Geography
- Location: Addis Ababa, Ethiopia

Organisation
- Affiliated university: Addis Ababa University, Jimma University, Tulane University, University of Michigan as well as the Open University.

Services
- Emergency department: Yes
- Beds: 700+

History
- Constructed: 1969
- Founded: 2007

Links
- Other links: List of hospitals in Ethiopia

= St. Paul's Hospital Millennium Medical College =

Health teaching institution in Addis Ababa, Ethiopia

St. Paul's Hospital Millennium Medical College is a medical college affiliated with St. Paul Hospital, Addis Ababa Ethiopia.

== Hospital Service ==
St. Paul's Hospital was built in 1969 (was named St Paul General Specialized Hospital until 2008) by Emperor Haile Selassie in collaboration with the German Evangelical Church, as a source of medical care for underserved populations. It currently has 700+ beds, with an annual average of 200,000 patients and a catchment population of more than 5 million. Approximately 75% of the patients receive medical services free of charge. There are over 1300 clinical and non-clinical staff in over 13 departments, most recently launching its new hemodialysis unit and the country's National Kidney Transplant Center.

==History==
The Medical School opened in 2014. It was intended to alleviate the severe shortage of medical doctors in the country. In line with various encouraging efforts performed by the Ethiopian Federal Ministry of Health in this regard, it is clear that the newly opened school, with a practical modular and integrated curriculum, will be providing much-needed medical professionals to the people of Ethiopia.

The school was established by the Ethiopian Ministry of Health with the initiative of Tedros Adhanom (the then-minister) together with Gordon Williams of the department of urology at the Hammersmith Hospital in London as its first dean.

==Student body==
The students are selected by written exam and a structured interview with their previous educational background and their motive to work in the homeland accredited.

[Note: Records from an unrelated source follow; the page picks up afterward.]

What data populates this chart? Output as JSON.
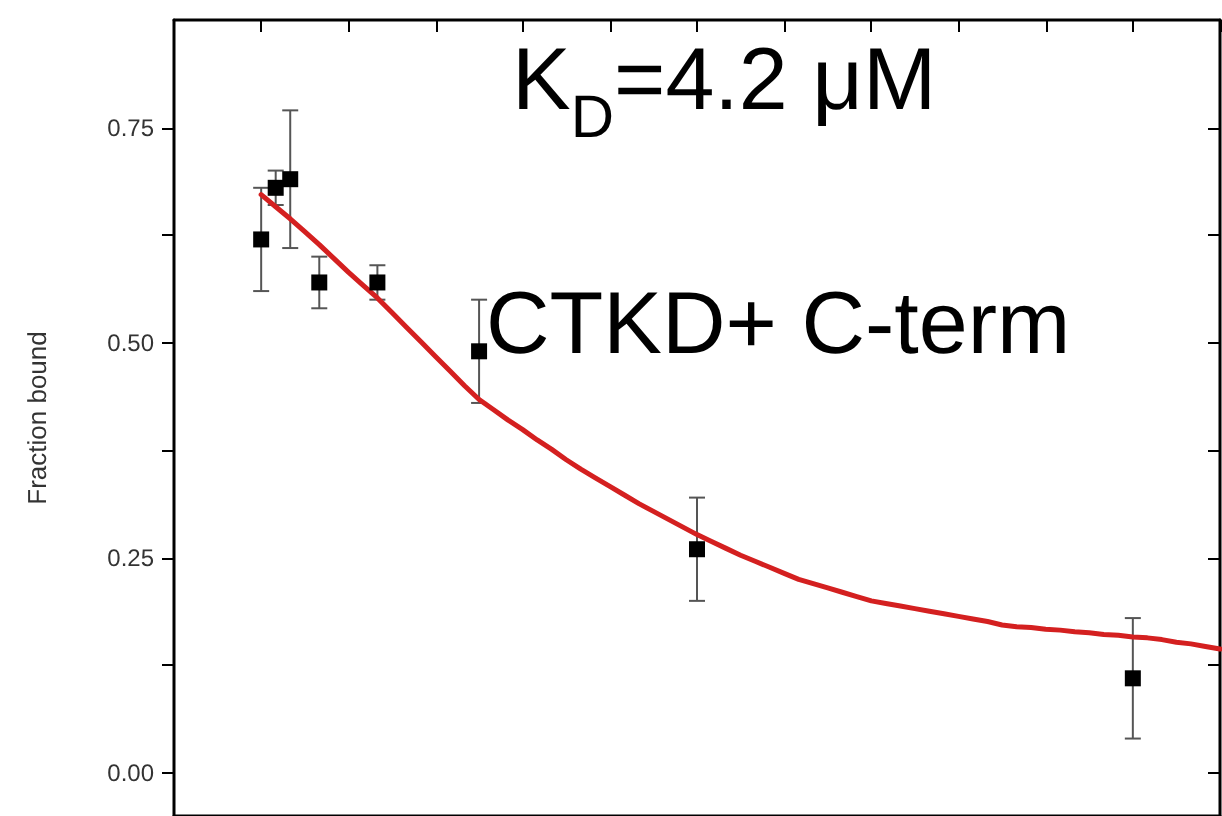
{
  "chart_data": {
    "type": "scatter",
    "ylabel": "Fraction bound",
    "annotations": [
      "K$_{D}$=4.2 μM",
      "CTKD+ C-term"
    ],
    "categories": [
      null,
      null,
      null,
      null,
      null,
      null,
      null,
      null,
      null,
      null,
      null,
      null,
      null,
      null,
      null,
      null,
      null,
      null,
      null,
      null,
      null,
      null,
      null,
      null,
      null,
      null,
      null,
      null,
      null,
      null,
      null,
      null,
      null,
      null,
      null,
      null,
      null,
      null,
      null,
      null,
      null,
      null,
      null,
      null,
      null,
      null,
      null,
      null,
      null,
      null,
      null,
      null,
      null,
      null,
      null,
      null,
      null,
      null,
      null,
      null,
      null,
      null,
      null,
      null,
      null,
      null,
      null,
      null,
      null,
      null,
      null,
      null,
      null
    ],
    "series": [
      {
        "color": "#000000",
        "marker": "square",
        "values": [
          null,
          null,
          null,
          null,
          null,
          null,
          0.62,
          0.68,
          0.69,
          null,
          0.57,
          null,
          null,
          null,
          0.57,
          null,
          null,
          null,
          null,
          null,
          null,
          0.49,
          null,
          null,
          null,
          null,
          null,
          null,
          null,
          null,
          null,
          null,
          null,
          null,
          null,
          null,
          0.26,
          null,
          null,
          null,
          null,
          null,
          null,
          null,
          null,
          null,
          null,
          null,
          null,
          null,
          null,
          null,
          null,
          null,
          null,
          null,
          null,
          null,
          null,
          null,
          null,
          null,
          null,
          null,
          null,
          null,
          0.11,
          null,
          null,
          null,
          null,
          null,
          null
        ],
        "errors": [
          null,
          null,
          null,
          null,
          null,
          null,
          0.06,
          0.02,
          0.08,
          null,
          0.03,
          null,
          null,
          null,
          0.02,
          null,
          null,
          null,
          null,
          null,
          null,
          0.06,
          null,
          null,
          null,
          null,
          null,
          null,
          null,
          null,
          null,
          null,
          null,
          null,
          null,
          null,
          0.06,
          null,
          null,
          null,
          null,
          null,
          null,
          null,
          null,
          null,
          null,
          null,
          null,
          null,
          null,
          null,
          null,
          null,
          null,
          null,
          null,
          null,
          null,
          null,
          null,
          null,
          null,
          null,
          null,
          null,
          0.07,
          null,
          null,
          null,
          null,
          null,
          null
        ]
      },
      {
        "type": "line",
        "color": "#d42020",
        "values": [
          null,
          null,
          null,
          null,
          null,
          null,
          0.672,
          0.658,
          0.644,
          0.629,
          0.614,
          0.598,
          0.582,
          0.567,
          0.552,
          0.535,
          0.518,
          0.501,
          0.484,
          0.467,
          0.45,
          0.434,
          0.422,
          0.41,
          0.399,
          0.387,
          0.376,
          0.364,
          0.353,
          0.343,
          0.333,
          0.323,
          0.313,
          0.304,
          0.295,
          0.286,
          0.277,
          0.269,
          0.261,
          0.253,
          0.246,
          0.239,
          0.232,
          0.225,
          0.22,
          0.215,
          0.21,
          0.205,
          0.2,
          0.197,
          0.194,
          0.191,
          0.188,
          0.185,
          0.182,
          0.179,
          0.176,
          0.172,
          0.17,
          0.169,
          0.167,
          0.166,
          0.164,
          0.163,
          0.161,
          0.16,
          0.158,
          0.157,
          0.155,
          0.152,
          0.15,
          0.147,
          0.144
        ]
      }
    ],
    "ylim": [
      -0.05,
      0.875
    ],
    "yticks": [
      {
        "value": 0,
        "label": "0.00"
      },
      {
        "value": 0.125,
        "label": null
      },
      {
        "value": 0.25,
        "label": "0.25"
      },
      {
        "value": 0.375,
        "label": null
      },
      {
        "value": 0.5,
        "label": "0.50"
      },
      {
        "value": 0.625,
        "label": null
      },
      {
        "value": 0.75,
        "label": "0.75"
      }
    ],
    "tick_labels": "y"
  }
}
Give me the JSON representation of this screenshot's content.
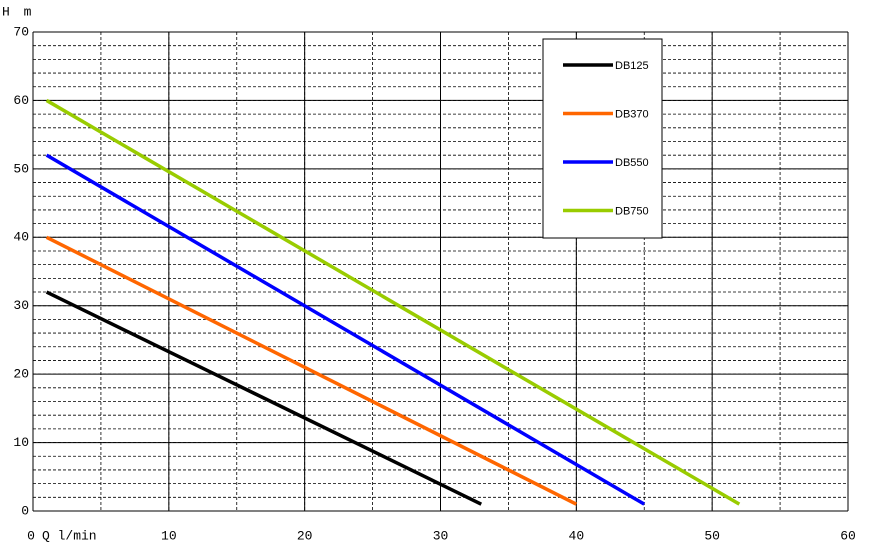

The students come from all regions in Ethiopia, with students from emerging and underrepresented regions given special consideration. The college also prioritizes gender equality in its student body, and the percentage of female students has now reached almost forty percent.

There are currently 510 medical students at St. Paul's, with an additional 18 students in training to receive their Bachelor's in critical care and ICU nursing, and 16 studying for a Bachelor's in operation theater nursing. The 2012-2013 school year marks the inaugural year of the OB/GYN residency post-graduate program, with 7 residents in the first class. There is also a new Master's program in Integrated Emergency Surgery in Obstetrics. The following fiscal year will see new post-graduate specialties in pediatrics, surgery, and internal medicine, as well as a Bachelor's degree in Midwifery.

The curriculum at St. Paul's is unique in Ethiopia; the medical school and other undergraduate programs follow an integrated and modular educational model, using hybrid problem-solving techniques. The post-graduate programs are similarly distinctive, as they are competency-based.

==Partnerships==
With the new maternity hospital, children's hospital, and college complexes under construction, the college is intended to become a model integrated curriculum with undergraduate and graduate health sciences programs. The school has already created strong ties to local and international institutions, like Addis Ababa University, Jimma University, Tulane University, University of Michigan as well as the Open University.

Tulane University's collaboration with St. Paul's is spearheaded by Wuleta Lemma, its Country Director. It is mainly focused on undergraduate medical education, concentrating on library resources, ICT support for infrastructure and technical support, and financing staff development programs and now expanding to postgraduate programs like specialty in Pediatrics.

The initial goal of the partnership between University of Michigan and St. Paul's, spearheaded by [Senait Fisseha], was to improve maternal child health and decrease maternal mortality. Their efforts have led to the obstetrics and gynecology residency program and the addition of comprehensive family planning to the medical school curriculum. The partnership has since been expanded, and plans for new training programs in multiple fields and departments are in the works.

Other partnerships include the Egyptian Ministry of Health, which is helping to develop a Gastrointestinal/Hepatology Unit and Renal Center, as well as the Harvard School of Public Health, University of Bergen, and University of Alberta.

==Leadership==
As of 2016, the provost is Zerihun Abebe; an associate professor in dermatology, who has been the medical director of Mekele hospital. There are three vice-provosts: for academic programs and research; for medical services; and for administration and development. The college has its senate and is governed by a board under the FMOH.